Desde 2023-2024, las experiencias presentadas en los congresos veterinarios europeos documentan una mejor tolerancia a medio plazo que los progestágenos orales continuos. Sin embargo, recomendamos considerar varias limitaciones propias de este uso fuera de la AMM.
La duración de acción varía según los individuos, de varios meses a más de un año, sin posibilidad de predecir con precisión la reanudación del ciclo. La fase de estimulación inicial (las primeras semanas post-implantación) puede desencadenar celos y ovulación, lo que obliga a aislar a la gata de los machos enteros durante esta ventana.
No existe ninguna AMM específica para la gata a día de hoy, lo que significa que el veterinario prescribe bajo su responsabilidad, con el consentimiento informado del propietario. El costo del implante, superior al de la píldora en una base anual, se justifica por la ausencia de los efectos metabólicos de los progestágenos.
Inyecciones de progestágenos de liberación retardada: falsa seguridad en comparación con la píldora
Las inyecciones de acetato de medroxiprogesterona ofrecen una comodidad aparente al eliminar la necesidad de la administración diaria. Sin embargo, su principio activo pertenece a la misma familia que las píldoras orales, y el perfil de riesgo sigue siendo comparable.

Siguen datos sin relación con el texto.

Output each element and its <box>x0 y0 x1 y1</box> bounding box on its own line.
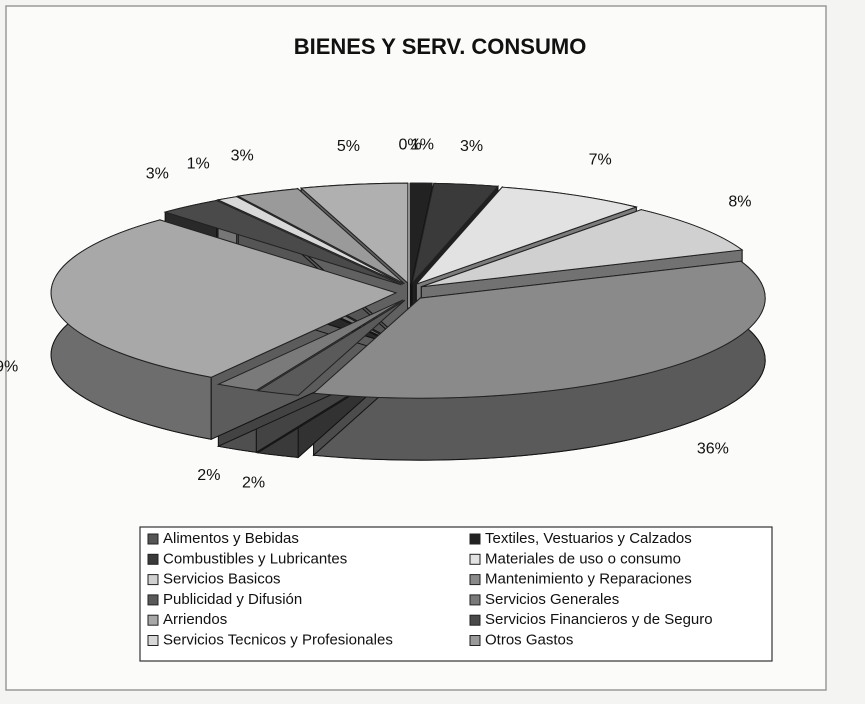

La diferencia farmacocinética agrava incluso algunos escenarios. Una inyección deposita una dosis retardada imposible de retirar. Si ocurre un efecto adverso (reacción diabética, inicio de piometría), no se puede interrumpir la exposición hormonal como se haría simplemente al dejar de tomar un comprimido. Este punto a menudo se subestima.
Utilizamos las inyecciones en un marco muy restringido: aplazamiento temporal de la esterilización por razones médicas (anestesia contraindicada a corto plazo), o gestión de emergencia conductual en colectividad felina, nunca como anticoncepción de rutina.

Esterilización quirúrgica: relación beneficio-riesgo en comparación con las alternativas hormonales
La ovariectomía (o ovariohisterectomía) sigue siendo el único método que elimina definitivamente el riesgo de piometría y reduce de manera significativa el riesgo de tumores mamarios, siempre que se realice antes de los primeros celos o en los primeros ciclos.
Algunos propietarios rechazan la irreversibilidad del acto. Esta reticencia empuja hacia soluciones hormonales, pero la acumulación de costos y riesgos supera la de una esterilización en unos pocos años. Las consultas de seguimiento, las ecografías de control uterino y el tratamiento de posibles complicaciones transforman la anticoncepción química en un gasto presupuestario recurrente.
Cuando la esterilización no es inmediatamente posible
Para una gata en espera de cirugía (animal demasiado joven según el protocolo del veterinario, patología intercurrente), el implante de deslorelina representa hoy en día el compromiso mejor documentado. La píldora ya no tiene cabida como solución de espera prolongada.
La anticoncepción felina en 2026 se resume en un arbitraje entre una solución definitiva y segura (la esterilización) y soluciones temporales, de las cuales la única realmente defendible desde el punto de vista médico es el implante fuera de la AMM, prescrito y supervisado por un veterinario. Los progestágenos orales o inyectables, ya sean comprados en línea o dispensados con receta, exponen a la gata a patologías cuyo tratamiento cuesta mucho más que la prevención.